戦斧の男が訝しげに声を出そうとしたとき、自分の足が動かないことに気が付いたようだ。


「なっ!!」


戦斧の男の足にはプルが絡まり付いている。俺を見ることに意識を割いていたから、音もなく近づくプルには気が付かなかったんだろう。


「今回の件については、俺も怒ってるよ。でもな~」


戦斧だけでなく、鞭と短剣二刀の男も同様に足が動かせなくなっており、徐々にプルが3人を持ち上げていく。そのころには口も抑えられて既に声も出せない。鼻は抑えてないので、呼吸できるだけ優しい…かな?

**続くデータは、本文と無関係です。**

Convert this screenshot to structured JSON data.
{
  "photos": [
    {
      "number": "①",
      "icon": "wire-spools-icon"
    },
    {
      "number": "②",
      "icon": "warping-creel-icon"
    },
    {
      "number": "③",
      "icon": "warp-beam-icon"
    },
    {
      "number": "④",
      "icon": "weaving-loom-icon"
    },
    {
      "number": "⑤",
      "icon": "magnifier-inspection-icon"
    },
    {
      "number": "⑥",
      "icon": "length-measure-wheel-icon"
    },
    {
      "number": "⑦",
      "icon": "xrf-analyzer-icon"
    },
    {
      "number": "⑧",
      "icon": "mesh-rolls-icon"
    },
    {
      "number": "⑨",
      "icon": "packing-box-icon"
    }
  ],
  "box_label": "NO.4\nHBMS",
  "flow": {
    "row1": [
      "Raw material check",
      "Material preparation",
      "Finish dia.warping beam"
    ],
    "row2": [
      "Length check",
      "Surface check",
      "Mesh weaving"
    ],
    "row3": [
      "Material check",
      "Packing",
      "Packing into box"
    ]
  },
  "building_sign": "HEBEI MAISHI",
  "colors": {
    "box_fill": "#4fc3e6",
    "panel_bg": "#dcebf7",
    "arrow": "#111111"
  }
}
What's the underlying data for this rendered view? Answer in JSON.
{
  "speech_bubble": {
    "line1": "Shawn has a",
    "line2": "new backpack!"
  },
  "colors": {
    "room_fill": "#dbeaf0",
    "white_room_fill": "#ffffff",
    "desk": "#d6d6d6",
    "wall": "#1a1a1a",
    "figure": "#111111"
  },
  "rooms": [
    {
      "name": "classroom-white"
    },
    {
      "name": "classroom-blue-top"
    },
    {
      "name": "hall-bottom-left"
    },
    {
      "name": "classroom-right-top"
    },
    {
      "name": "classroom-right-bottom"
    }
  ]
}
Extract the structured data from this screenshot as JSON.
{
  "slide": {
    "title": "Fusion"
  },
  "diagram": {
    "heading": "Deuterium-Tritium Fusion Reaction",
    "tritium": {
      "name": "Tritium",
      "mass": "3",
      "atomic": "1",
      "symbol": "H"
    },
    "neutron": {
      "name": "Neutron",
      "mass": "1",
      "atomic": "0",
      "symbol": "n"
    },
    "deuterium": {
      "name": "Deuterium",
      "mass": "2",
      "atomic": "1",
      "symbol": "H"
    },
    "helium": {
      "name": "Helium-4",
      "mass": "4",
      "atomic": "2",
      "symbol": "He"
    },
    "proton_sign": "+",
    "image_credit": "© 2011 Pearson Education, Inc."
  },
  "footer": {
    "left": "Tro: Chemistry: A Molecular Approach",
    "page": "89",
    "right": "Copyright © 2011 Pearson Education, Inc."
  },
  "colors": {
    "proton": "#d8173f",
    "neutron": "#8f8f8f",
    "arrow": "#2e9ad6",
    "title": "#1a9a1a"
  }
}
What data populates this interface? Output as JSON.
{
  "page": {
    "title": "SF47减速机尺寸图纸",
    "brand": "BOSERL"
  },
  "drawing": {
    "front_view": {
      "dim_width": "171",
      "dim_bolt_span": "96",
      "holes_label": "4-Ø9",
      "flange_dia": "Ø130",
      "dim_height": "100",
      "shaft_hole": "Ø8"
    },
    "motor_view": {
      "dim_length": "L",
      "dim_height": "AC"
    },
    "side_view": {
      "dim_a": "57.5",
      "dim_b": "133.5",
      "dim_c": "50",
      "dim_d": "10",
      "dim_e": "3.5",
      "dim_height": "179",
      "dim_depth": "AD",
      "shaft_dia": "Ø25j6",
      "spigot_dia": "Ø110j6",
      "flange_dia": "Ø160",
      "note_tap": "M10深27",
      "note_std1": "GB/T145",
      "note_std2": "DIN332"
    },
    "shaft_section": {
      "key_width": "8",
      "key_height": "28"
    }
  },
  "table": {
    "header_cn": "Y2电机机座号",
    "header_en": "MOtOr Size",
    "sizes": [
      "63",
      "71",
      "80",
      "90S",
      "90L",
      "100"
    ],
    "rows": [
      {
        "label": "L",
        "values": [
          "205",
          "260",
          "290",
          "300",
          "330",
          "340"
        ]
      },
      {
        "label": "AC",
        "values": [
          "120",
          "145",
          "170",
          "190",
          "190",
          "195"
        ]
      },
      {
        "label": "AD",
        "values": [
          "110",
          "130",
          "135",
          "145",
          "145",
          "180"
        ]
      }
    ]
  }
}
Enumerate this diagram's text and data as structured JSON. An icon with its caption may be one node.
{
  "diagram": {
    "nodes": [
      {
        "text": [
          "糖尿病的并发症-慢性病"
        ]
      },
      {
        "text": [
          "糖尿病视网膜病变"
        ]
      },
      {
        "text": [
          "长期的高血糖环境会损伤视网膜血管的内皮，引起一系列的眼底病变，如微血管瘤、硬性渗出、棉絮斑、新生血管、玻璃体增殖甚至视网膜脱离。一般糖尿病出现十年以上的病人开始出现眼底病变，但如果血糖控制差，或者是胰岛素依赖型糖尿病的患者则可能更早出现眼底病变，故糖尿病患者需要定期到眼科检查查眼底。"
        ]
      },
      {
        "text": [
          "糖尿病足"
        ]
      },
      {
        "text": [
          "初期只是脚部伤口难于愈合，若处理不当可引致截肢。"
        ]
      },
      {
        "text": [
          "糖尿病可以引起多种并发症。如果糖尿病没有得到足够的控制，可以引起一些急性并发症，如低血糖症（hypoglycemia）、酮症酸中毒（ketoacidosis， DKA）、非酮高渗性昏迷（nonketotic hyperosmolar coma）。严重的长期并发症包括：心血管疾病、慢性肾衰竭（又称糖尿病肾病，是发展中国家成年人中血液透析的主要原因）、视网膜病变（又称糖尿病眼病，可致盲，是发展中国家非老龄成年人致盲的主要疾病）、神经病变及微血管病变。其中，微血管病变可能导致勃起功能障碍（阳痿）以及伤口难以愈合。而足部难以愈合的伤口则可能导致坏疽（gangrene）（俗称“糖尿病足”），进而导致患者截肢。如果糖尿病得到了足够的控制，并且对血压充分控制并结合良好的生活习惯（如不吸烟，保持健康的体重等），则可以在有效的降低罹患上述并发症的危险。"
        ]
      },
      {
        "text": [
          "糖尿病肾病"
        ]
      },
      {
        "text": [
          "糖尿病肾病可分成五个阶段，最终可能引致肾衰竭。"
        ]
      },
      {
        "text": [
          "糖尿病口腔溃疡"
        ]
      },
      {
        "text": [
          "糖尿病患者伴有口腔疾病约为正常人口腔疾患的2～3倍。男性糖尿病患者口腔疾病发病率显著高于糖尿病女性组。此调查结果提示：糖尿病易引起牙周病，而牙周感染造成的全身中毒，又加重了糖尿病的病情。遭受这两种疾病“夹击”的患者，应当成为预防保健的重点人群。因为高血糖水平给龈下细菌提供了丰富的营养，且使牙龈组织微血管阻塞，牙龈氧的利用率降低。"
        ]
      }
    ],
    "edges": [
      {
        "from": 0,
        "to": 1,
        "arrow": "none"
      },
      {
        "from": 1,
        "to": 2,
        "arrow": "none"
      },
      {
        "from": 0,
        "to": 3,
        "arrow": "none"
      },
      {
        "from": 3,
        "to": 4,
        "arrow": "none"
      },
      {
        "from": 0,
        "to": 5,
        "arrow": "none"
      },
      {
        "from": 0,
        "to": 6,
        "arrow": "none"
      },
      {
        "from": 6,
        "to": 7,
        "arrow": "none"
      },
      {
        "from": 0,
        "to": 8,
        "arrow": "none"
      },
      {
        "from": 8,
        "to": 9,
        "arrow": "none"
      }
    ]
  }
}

ちなみに槍の男はこの場の仕切りのようなので、手は出していない。いや、触手は出していない?


「初めて出来た弟分を害したやつらがいるってなったら、新米兄貴分がめちゃめちゃ怒ってるんだよ」


 ☆ ★ ☆ ★ ☆


足を掴まれた3人の男たちは、屋敷のエントランスロビーの破壊に使われた。2つあった階段の1つは既に瓦礫となり、見える範囲の扉は叩き壊されて部屋の中が見えるようになっている。しかし、ここまでやっても、男たちは3人とも死んでいない。絶妙な力加減である。


前世の物理法則と比較してスキルがどの程度の効果があるのか、また気を失った時に効果の変化があるのか、あたりは確かめておきたかった。

コレクションハウスの中で寝たら、その瞬間にはじき出されちゃうからね。術者の俺だけなのかもしれないけど。まあそれは後で良い。


プルが振り回した男のうち、短剣二刀の男はヨウキを殺したときに現場にいた男だそうだ。その言葉を聞いて、一人だけ振り回す速度が上がったのでプルも聞いていたのだろう。ボロボロ具合が違う。しかし、今後のことを考えると死なせるのは惜しい。


「正々堂々と戦うとでも思ってるのかな。陰謀を企ててるやつ相手に、真正面から戦う必要ないよね。まあ後悔させるのはこれからなんだけどさ」


ヨウキに提案したこれからの発明品は実験が必要だ。その被験者が確保できるならそれに越したことはない。ここで大量に確保できるのは喜ばしいことだ。体が丈夫じゃないと実験できないので。

それに、どんなスキルを持っているか分からないから、思わぬ反撃を食らうかもしれない。心を折っておくことは必須だ。


その結果、屋敷のロビーは廃墟へと姿を変えていた。


槍の男を見ると、槍を構えてはいるが既に腰が抜けてへたり込んでいる。屋敷に入ったばかりの優越感たっぷりの顔が懐かしい。


「じゃあ、案内頼むよ。あんたがどうなるかはその心がけ次第だから」

お読みいただきありがとうございました。